Note: the name of the cron job will be {{ .Release.Name }}-cron-<job name> where the <job name> is the name (key) used in the values.yaml file.

CronJob configuration

The following fields can be specified when defining cron jobs.

Name	Definition	Required
enabled	`true` or `false`. If `false` the cron job will not be run. Default is `true`	Yes
schedule	When the job will be run. Use tools such as crontab.guru for assistance determining the proper schedule string	Yes
defaultEnv	`true` or `false`. See the `galaxy.podEnvVars` macro in `_helpers.tpl` for the list of variables that will be defined. Default is `false`	No
extraEnv	Define extra environment variables that will be available to the job	No
securityContext	Specifies a `securityContext` for the job.

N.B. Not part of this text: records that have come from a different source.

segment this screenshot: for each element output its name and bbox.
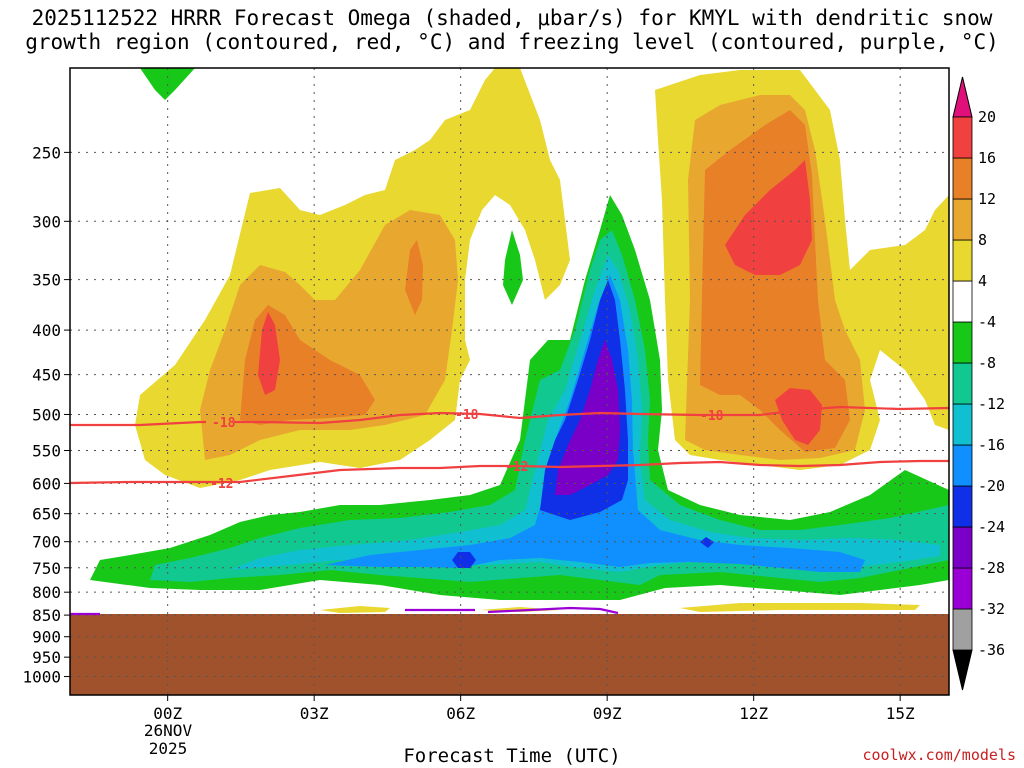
colorbar-swatch <box>952 608 973 651</box>
y-tick-label: 550 <box>32 442 61 461</box>
plot-frame <box>69 67 950 696</box>
x-tick-label: 15Z <box>886 704 915 723</box>
dgz-label: -18 <box>212 416 236 431</box>
y-tick-label: 750 <box>32 559 61 578</box>
x-tick-label: 03Z <box>300 704 329 723</box>
colorbar-swatch <box>952 116 973 159</box>
chart-title: 2025112522 HRRR Forecast Omega (shaded, … <box>0 6 1024 54</box>
omega-purple-main <box>555 340 620 495</box>
y-tick-label: 500 <box>32 405 61 424</box>
contour-labels: -18 -18 -18 -12 -12 <box>206 408 724 492</box>
colorbar-swatch <box>952 444 973 487</box>
colorbar-label: -24 <box>978 518 1005 536</box>
colorbar-label: -20 <box>978 477 1005 495</box>
y-tick-label: 800 <box>32 583 61 602</box>
colorbar-label: 4 <box>978 272 987 290</box>
omega-yellow-bottom1 <box>320 606 390 613</box>
gridlines <box>70 68 949 695</box>
omega-darkblue-blob2 <box>700 537 714 548</box>
title-line-1: 2025112522 HRRR Forecast Omega (shaded, … <box>31 6 993 30</box>
freezing-level-3 <box>487 606 619 615</box>
omega-green-small <box>503 230 523 305</box>
dgz-label: -18 <box>455 408 479 423</box>
x-tick-label: 06Z <box>446 704 475 723</box>
x-axis-label: Forecast Time (UTC) <box>403 745 621 767</box>
colorbar-swatch <box>952 239 973 282</box>
y-tick-label: 900 <box>32 628 61 647</box>
y-tick-label: 350 <box>32 271 61 290</box>
x-tick-label: 12Z <box>739 704 768 723</box>
y-tick-label: 450 <box>32 366 61 385</box>
colorbar: -36 -32 -28 -24 -20 -16 -12 -8 -4 4 8 12 16 20 <box>952 76 1005 691</box>
colorbar-label: 20 <box>978 108 996 126</box>
title-line-2: growth region (contoured, red, °C) and f… <box>25 30 999 54</box>
omega-field <box>70 68 949 695</box>
dgz-contour-minus18 <box>70 405 949 427</box>
x-axis: 00Z 03Z 06Z 09Z 12Z 15Z <box>153 695 915 723</box>
omega-teal-main <box>150 230 949 585</box>
dgz-label: -12 <box>210 477 233 492</box>
colorbar-swatch <box>952 485 973 528</box>
colorbar-swatch <box>952 526 973 569</box>
colorbar-swatch <box>952 198 973 241</box>
y-tick-label: 300 <box>32 212 61 231</box>
y-tick-label: 1000 <box>22 668 61 687</box>
colorbar-swatch <box>952 280 973 323</box>
colorbar-arrow-bottom <box>952 649 973 691</box>
y-axis: 250 300 350 400 450 500 550 600 650 700 750 800 850 9… <box>22 143 70 687</box>
dgz-contour-minus12 <box>70 459 949 485</box>
colorbar-label: -28 <box>978 559 1005 577</box>
contour-lines <box>70 405 949 616</box>
omega-red-right-upper <box>725 160 812 275</box>
omega-yellow-bottom2 <box>680 603 920 612</box>
y-tick-label: 400 <box>32 321 61 340</box>
x-tick-label: 09Z <box>593 704 622 723</box>
y-tick-label: 250 <box>32 143 61 162</box>
colorbar-label: -16 <box>978 436 1005 454</box>
y-tick-label: 700 <box>32 533 61 552</box>
x-tick-label: 00Z <box>153 704 182 723</box>
colorbar-swatch <box>952 321 973 364</box>
omega-red-right-lower <box>775 388 822 445</box>
colorbar-arrow-top <box>952 76 973 118</box>
omega-darkblue-blob1 <box>452 552 476 568</box>
dgz-label: -18 <box>700 409 724 424</box>
colorbar-label: -8 <box>978 354 996 372</box>
colorbar-label: -32 <box>978 600 1005 618</box>
y-tick-label: 650 <box>32 505 61 524</box>
colorbar-label: 8 <box>978 231 987 249</box>
colorbar-label: -12 <box>978 395 1005 413</box>
dgz-label: -12 <box>505 460 528 475</box>
credit-text: coolwx.com/models <box>862 746 1016 764</box>
colorbar-label: -4 <box>978 313 996 331</box>
y-tick-label: 850 <box>32 606 61 625</box>
omega-orange-left2 <box>405 240 423 315</box>
date-label-line2: 2025 <box>149 739 188 758</box>
y-tick-label: 600 <box>32 474 61 493</box>
terrain <box>70 614 949 695</box>
y-tick-label: 950 <box>32 648 61 667</box>
omega-orange-right <box>700 110 850 452</box>
colorbar-label: 16 <box>978 149 996 167</box>
colorbar-label: 12 <box>978 190 996 208</box>
date-label-line1: 26NOV <box>144 721 193 740</box>
colorbar-label: -36 <box>978 641 1005 659</box>
colorbar-swatch <box>952 403 973 446</box>
colorbar-swatch <box>952 157 973 200</box>
colorbar-swatch <box>952 362 973 405</box>
colorbar-swatch <box>952 567 973 610</box>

Typically used to set `runAsUser`	No
image	Specify the Docker container used to run the job	No
command	The command to run	Yes
args	Any command line arguments that should be passed to the `command`	No
extraFileMappings	Allow arbitrary files to be mounted from config maps	No

Notes

If specifying the Docker image both the resposity and tag MUST be specified.

  image:
    repository: quay.io/my-organization/my-image
    tag: "1.0"

The extraFileMappings block is similar to the global extraFileMappings except the file will only be mounted for that cron job. The following fields can be specified for each file.

Name	Definition	Required
mode	The file mode (permissions) assigned to the file	No
tpl	If set to `true` the file contents will be run through Helm's templating engine. Defaults to `false`	No
content	The contents of the file	Yes

See the example cron job included in the values.yaml file for a full example.

Upgrading

From v5 to v6

v6 splits all global dependencies such as the postgres and rabbitbq operators into a separate galaxy-deps chart, in contrast to v5, which had all dependencies bundled in for convenience. This bundling caused problems during uninstallation in particular, because for example, the postgres operator could be uninstalled before postgres itself was uninstalled, leaving various artefacts behind. This made reinstallation particularly tricky, as all such left-over resources had to be cleaned up manually. Therefore, our production installation notes specified installing these dependencies separately anyway. v6 makes this separation explicit by specifically debundling these dependencies into a separate chart.

If upgrading in production scenarios, you may simply omit installing the galaxy-deps chart and continue as usual. If upgrading in development scenarios, there is no straightforward upgrade path. The galaxy chart will have to be uninstalled, the galaxy-deps chart installed, and subsequently, galaxy can be reinstalled.